Over Christmas this past year, the Beav and I passed through DC and stopped to see a temporary exhibit of Hellenistic Bronzes called “Power and Pathos” at the National Gallery.
The show was great, full of large-scale pieces arranged in context, and I learned a lot. But overall it wasn’t the show I expected to see. Nearly all the sculptures were of noble politicians or worthy citizens or well-born children. Fine. What struck me as odd though was that the presentation also felt very carefully straight.
Saying that may sound willful—I mean, why should sexuality come up at all?—but I’m serious. This was a show with numerous male nudes. Yet, it felt constrained the way a group of friends are constrained when they are picking a gay friend up from work but they know that person isn’t out to co-workers and so they are on best behavior hoping not to give the game away. Everything here was proper and intellectual and sexless. Even the herms! And after a bit, the silence about the physicality of what we were seeing began to loom.

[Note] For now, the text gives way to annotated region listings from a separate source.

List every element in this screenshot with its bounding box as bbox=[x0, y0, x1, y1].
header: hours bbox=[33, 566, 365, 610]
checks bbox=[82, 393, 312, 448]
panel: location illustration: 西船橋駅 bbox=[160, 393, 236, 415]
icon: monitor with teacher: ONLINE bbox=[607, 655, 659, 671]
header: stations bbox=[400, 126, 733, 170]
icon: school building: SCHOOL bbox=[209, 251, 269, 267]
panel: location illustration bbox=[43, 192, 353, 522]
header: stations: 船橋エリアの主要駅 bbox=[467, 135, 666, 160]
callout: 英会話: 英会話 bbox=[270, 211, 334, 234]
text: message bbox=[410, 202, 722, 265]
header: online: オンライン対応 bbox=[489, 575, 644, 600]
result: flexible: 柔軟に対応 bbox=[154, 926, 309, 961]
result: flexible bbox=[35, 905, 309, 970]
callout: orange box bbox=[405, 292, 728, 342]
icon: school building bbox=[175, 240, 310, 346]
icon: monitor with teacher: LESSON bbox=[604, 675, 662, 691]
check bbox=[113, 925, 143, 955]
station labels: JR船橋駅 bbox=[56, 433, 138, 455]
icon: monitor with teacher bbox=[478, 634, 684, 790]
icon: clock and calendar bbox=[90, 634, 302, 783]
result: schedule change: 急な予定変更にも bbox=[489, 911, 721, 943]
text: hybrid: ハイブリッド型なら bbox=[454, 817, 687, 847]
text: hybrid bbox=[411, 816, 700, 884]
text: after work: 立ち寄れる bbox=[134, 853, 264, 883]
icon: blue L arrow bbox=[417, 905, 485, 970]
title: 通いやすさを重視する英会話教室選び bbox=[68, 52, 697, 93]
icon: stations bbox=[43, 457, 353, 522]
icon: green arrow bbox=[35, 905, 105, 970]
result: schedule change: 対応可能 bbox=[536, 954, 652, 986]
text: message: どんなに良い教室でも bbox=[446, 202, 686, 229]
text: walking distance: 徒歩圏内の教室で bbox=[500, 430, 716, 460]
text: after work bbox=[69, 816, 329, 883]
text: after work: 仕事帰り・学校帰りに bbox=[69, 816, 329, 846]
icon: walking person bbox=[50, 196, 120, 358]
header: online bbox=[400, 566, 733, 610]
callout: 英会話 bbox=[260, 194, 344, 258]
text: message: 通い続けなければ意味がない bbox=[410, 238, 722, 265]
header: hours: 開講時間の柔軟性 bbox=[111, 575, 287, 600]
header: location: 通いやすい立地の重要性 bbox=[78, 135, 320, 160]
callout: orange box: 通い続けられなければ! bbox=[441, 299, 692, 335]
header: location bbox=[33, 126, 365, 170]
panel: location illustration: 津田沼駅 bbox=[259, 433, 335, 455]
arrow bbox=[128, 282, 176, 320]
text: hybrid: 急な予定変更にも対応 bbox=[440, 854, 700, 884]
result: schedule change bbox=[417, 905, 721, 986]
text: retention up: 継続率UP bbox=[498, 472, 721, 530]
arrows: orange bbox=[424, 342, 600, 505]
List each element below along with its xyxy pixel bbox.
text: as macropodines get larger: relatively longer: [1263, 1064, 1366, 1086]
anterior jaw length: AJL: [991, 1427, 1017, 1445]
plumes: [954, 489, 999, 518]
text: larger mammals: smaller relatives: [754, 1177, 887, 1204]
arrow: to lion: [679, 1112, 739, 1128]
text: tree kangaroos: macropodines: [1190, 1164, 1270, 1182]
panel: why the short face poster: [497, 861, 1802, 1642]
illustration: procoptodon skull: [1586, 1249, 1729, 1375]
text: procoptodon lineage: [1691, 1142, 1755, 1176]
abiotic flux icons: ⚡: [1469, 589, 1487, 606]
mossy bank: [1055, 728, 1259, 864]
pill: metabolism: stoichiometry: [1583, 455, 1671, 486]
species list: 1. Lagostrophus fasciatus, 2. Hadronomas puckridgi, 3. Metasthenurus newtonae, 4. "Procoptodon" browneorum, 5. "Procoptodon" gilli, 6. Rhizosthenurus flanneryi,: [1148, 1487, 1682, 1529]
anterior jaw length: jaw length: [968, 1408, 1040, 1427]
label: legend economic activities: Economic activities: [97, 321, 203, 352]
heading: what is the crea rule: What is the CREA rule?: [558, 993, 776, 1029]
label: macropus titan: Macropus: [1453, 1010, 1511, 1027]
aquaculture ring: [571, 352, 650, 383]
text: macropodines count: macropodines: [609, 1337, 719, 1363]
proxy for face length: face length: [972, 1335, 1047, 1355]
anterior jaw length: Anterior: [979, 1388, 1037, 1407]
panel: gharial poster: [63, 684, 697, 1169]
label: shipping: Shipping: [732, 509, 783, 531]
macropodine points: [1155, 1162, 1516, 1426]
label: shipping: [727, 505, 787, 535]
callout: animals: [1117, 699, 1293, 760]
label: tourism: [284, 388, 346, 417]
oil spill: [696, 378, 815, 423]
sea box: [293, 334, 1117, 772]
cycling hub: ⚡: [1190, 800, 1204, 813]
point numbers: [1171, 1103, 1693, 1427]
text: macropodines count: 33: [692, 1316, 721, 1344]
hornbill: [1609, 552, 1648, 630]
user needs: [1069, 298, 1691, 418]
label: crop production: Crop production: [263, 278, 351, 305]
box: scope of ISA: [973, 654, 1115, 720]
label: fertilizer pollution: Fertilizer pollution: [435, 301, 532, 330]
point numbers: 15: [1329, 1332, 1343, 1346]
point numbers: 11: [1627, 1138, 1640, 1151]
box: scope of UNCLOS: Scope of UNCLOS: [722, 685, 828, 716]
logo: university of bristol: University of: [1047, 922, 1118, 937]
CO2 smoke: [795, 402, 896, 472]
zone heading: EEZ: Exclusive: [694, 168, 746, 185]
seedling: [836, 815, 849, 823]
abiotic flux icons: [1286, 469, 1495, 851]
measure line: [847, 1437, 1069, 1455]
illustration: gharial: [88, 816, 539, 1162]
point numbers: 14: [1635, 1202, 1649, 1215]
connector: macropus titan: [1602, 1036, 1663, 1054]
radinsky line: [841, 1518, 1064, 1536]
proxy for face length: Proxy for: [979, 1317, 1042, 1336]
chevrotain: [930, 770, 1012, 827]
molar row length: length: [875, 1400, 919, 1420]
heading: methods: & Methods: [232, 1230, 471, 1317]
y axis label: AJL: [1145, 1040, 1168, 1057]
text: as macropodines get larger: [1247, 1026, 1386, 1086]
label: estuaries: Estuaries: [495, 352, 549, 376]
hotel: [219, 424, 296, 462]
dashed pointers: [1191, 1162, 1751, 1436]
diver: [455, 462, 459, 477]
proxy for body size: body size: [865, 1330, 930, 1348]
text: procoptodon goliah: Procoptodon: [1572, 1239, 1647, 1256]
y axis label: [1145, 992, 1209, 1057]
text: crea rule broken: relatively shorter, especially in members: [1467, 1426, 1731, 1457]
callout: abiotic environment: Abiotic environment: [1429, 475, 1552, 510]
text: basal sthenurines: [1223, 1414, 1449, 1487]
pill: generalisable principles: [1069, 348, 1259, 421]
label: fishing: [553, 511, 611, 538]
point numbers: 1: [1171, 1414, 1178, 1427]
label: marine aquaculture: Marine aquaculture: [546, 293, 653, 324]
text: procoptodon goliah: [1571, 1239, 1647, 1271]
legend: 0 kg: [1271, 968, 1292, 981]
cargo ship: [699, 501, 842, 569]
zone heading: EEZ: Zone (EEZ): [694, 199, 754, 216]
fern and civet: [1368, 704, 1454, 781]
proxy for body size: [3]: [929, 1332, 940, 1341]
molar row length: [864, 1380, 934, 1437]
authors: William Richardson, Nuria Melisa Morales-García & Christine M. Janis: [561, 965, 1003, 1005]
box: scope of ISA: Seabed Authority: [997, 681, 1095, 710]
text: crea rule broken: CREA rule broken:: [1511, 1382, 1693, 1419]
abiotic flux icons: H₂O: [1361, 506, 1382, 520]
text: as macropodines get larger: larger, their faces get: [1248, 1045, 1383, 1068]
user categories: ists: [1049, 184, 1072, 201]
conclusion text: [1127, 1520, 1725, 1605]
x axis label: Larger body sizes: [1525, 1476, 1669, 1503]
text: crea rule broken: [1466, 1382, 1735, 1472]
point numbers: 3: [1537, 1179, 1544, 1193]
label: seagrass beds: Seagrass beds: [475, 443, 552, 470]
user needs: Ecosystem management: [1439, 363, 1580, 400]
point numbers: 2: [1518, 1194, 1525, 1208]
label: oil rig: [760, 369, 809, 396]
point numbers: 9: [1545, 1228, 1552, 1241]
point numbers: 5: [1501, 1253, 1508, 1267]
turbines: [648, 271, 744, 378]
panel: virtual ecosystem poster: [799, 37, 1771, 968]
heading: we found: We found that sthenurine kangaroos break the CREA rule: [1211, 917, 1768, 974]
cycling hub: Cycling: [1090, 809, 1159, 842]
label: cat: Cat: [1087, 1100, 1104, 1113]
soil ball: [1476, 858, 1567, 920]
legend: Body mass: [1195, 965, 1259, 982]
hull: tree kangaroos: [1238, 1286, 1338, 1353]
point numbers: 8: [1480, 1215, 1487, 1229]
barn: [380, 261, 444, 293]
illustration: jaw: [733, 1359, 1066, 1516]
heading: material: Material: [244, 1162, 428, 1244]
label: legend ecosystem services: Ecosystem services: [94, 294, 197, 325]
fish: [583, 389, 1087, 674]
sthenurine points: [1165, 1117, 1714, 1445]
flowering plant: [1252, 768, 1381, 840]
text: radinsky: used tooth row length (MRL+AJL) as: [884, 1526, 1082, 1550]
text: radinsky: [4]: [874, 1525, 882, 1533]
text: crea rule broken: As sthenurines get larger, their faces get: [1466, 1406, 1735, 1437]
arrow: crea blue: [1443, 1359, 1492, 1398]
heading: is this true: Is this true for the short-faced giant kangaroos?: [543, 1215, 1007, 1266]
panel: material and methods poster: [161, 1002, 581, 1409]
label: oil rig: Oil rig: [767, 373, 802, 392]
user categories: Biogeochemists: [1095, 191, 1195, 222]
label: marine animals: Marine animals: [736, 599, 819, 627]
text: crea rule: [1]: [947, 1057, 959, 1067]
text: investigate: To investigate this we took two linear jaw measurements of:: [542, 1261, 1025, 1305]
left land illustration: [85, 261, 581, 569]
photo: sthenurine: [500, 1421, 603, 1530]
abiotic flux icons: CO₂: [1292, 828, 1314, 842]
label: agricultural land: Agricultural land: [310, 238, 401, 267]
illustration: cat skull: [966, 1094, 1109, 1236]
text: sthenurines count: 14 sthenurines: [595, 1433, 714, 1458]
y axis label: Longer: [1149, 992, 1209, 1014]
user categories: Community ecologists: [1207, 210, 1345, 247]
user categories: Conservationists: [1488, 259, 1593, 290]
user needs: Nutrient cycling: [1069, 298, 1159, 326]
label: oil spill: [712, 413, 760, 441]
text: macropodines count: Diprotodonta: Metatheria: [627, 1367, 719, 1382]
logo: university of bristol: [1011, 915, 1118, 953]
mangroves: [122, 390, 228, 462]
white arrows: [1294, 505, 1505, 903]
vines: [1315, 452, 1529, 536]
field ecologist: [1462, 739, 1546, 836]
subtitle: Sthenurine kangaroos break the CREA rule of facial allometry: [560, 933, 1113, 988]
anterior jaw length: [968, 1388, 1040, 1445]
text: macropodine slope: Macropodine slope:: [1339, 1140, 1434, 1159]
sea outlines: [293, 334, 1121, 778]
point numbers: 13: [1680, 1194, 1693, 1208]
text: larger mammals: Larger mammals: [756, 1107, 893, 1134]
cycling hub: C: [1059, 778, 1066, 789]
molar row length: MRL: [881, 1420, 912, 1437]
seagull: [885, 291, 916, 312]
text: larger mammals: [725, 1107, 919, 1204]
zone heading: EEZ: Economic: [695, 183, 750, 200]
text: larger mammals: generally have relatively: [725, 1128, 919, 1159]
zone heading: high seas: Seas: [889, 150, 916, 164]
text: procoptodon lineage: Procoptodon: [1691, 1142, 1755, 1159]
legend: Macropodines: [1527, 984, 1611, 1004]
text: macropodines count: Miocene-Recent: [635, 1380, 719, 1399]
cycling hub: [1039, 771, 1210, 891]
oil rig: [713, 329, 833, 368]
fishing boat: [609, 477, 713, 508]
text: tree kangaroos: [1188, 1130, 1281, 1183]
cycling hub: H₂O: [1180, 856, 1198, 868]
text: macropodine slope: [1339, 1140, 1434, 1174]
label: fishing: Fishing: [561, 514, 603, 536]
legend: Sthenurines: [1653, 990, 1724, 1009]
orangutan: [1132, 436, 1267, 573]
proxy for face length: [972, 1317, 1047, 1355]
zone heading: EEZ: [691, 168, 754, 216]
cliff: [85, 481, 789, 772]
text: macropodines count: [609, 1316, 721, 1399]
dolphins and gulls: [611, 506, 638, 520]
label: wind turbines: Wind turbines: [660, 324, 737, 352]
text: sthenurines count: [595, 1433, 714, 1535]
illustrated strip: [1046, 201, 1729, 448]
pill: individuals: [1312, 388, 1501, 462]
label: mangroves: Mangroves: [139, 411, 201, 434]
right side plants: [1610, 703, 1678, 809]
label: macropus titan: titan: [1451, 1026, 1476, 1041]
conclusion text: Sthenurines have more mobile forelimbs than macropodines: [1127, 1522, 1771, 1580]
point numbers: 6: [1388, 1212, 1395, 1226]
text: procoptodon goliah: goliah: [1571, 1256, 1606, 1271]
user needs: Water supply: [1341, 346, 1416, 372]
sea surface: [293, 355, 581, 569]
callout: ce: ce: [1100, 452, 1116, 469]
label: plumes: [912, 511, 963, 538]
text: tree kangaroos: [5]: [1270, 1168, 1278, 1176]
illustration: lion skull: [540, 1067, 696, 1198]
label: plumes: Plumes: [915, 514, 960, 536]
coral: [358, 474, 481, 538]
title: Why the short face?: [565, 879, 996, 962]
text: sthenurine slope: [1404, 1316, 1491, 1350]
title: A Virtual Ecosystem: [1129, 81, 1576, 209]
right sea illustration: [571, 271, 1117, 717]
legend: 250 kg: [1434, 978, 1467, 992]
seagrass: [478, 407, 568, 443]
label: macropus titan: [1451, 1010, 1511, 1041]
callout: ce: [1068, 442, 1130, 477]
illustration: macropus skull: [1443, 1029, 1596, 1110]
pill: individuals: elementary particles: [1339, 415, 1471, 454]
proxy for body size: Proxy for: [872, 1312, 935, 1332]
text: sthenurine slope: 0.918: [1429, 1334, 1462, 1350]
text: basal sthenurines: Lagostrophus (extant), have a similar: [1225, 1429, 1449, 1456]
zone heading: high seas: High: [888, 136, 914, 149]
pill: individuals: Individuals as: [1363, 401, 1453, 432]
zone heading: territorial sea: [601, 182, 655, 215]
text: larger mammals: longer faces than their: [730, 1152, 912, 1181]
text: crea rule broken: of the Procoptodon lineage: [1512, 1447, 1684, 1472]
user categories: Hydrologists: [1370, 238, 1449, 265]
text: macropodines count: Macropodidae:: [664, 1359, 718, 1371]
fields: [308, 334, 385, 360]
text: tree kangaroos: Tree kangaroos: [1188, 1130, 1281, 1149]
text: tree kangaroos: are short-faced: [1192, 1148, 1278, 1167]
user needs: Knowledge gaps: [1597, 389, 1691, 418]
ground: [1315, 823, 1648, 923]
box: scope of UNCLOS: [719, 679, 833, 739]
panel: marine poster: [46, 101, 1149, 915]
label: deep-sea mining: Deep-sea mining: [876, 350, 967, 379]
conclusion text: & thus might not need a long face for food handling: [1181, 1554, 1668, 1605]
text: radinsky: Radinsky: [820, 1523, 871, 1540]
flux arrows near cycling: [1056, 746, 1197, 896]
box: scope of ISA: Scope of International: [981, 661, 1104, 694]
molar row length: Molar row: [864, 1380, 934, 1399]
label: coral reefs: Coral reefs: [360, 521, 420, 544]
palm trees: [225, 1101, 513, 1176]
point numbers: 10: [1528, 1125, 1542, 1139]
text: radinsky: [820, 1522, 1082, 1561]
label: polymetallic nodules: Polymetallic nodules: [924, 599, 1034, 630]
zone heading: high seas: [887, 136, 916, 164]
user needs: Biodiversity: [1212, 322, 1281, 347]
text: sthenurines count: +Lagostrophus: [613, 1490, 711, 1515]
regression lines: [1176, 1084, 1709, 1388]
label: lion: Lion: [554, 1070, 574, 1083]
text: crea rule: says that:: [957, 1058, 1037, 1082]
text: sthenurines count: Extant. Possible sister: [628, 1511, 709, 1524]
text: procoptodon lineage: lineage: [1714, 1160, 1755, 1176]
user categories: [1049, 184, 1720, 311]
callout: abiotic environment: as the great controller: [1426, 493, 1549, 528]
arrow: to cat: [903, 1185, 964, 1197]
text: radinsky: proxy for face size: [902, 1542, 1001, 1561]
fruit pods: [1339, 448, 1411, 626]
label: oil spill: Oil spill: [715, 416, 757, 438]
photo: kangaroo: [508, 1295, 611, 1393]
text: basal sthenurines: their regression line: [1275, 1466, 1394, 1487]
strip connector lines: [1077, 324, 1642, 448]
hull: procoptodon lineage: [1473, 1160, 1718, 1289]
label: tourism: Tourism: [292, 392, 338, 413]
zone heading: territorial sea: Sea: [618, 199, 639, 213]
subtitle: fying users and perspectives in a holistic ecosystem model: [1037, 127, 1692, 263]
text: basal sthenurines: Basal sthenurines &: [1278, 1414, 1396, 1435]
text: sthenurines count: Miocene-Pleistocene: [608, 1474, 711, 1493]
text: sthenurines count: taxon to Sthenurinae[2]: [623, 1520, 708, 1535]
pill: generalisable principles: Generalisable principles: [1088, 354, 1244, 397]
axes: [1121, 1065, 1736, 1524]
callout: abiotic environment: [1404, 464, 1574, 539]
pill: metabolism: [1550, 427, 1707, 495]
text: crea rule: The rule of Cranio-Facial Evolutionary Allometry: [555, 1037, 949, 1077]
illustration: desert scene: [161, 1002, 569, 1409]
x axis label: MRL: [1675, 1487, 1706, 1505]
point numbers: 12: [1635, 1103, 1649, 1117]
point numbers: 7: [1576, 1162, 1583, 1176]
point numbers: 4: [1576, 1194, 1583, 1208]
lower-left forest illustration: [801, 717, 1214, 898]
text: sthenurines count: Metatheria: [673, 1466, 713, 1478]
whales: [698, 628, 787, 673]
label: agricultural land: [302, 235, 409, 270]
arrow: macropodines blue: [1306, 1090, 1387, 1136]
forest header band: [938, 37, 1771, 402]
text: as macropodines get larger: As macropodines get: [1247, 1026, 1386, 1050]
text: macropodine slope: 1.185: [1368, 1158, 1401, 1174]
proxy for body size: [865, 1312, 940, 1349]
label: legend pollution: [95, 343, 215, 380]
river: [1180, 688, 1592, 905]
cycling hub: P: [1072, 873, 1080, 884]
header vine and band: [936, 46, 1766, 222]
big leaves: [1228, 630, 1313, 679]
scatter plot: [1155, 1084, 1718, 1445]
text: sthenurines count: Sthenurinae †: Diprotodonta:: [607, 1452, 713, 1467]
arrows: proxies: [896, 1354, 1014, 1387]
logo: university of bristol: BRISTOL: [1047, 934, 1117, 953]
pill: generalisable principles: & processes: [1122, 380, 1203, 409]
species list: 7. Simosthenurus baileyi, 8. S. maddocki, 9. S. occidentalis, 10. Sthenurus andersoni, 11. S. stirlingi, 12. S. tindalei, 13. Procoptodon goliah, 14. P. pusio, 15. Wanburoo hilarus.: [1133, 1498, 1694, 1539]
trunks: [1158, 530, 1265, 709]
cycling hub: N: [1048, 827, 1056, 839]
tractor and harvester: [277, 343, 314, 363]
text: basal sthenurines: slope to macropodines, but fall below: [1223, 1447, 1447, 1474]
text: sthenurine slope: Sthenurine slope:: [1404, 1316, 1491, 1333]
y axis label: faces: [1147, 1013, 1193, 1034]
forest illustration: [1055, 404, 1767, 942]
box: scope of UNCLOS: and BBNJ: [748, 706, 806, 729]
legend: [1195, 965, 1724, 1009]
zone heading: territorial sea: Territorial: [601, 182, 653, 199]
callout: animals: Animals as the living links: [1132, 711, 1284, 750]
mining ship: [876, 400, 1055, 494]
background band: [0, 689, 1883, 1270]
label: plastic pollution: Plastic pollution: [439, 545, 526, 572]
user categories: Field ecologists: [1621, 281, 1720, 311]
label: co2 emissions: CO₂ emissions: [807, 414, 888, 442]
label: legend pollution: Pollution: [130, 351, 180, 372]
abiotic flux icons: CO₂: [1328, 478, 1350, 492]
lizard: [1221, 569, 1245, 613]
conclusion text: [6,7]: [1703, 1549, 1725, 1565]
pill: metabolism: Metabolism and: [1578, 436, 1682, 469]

My consolation: someone among the curators—maybe all of them even—realized the problem. They must have. And I know this because of the presentation of the final sculpture in the final room of the show. The “Idolino.”
He stood on a pedestal in front of a false wall hiding the exit, holding a familiar pose: head tilted to the side, weight balanced on one foot. His left arm hung loosely by his side, and the right was raised to his waist, palm out. The curators had lit him crisply from the front with two lamps, which cast two well-defined shadows on the wall behind him. And those two shadows stood there against the wall, one beside the other, holding hands. The effect was too perfectly achieved, too sentimental, and too gay for me to take it as anything but purposeful.
So standing there looking at the shadows and the sculpture and seeing them together as a whole, I thought: someone gets it and is offering art comment in the language of art.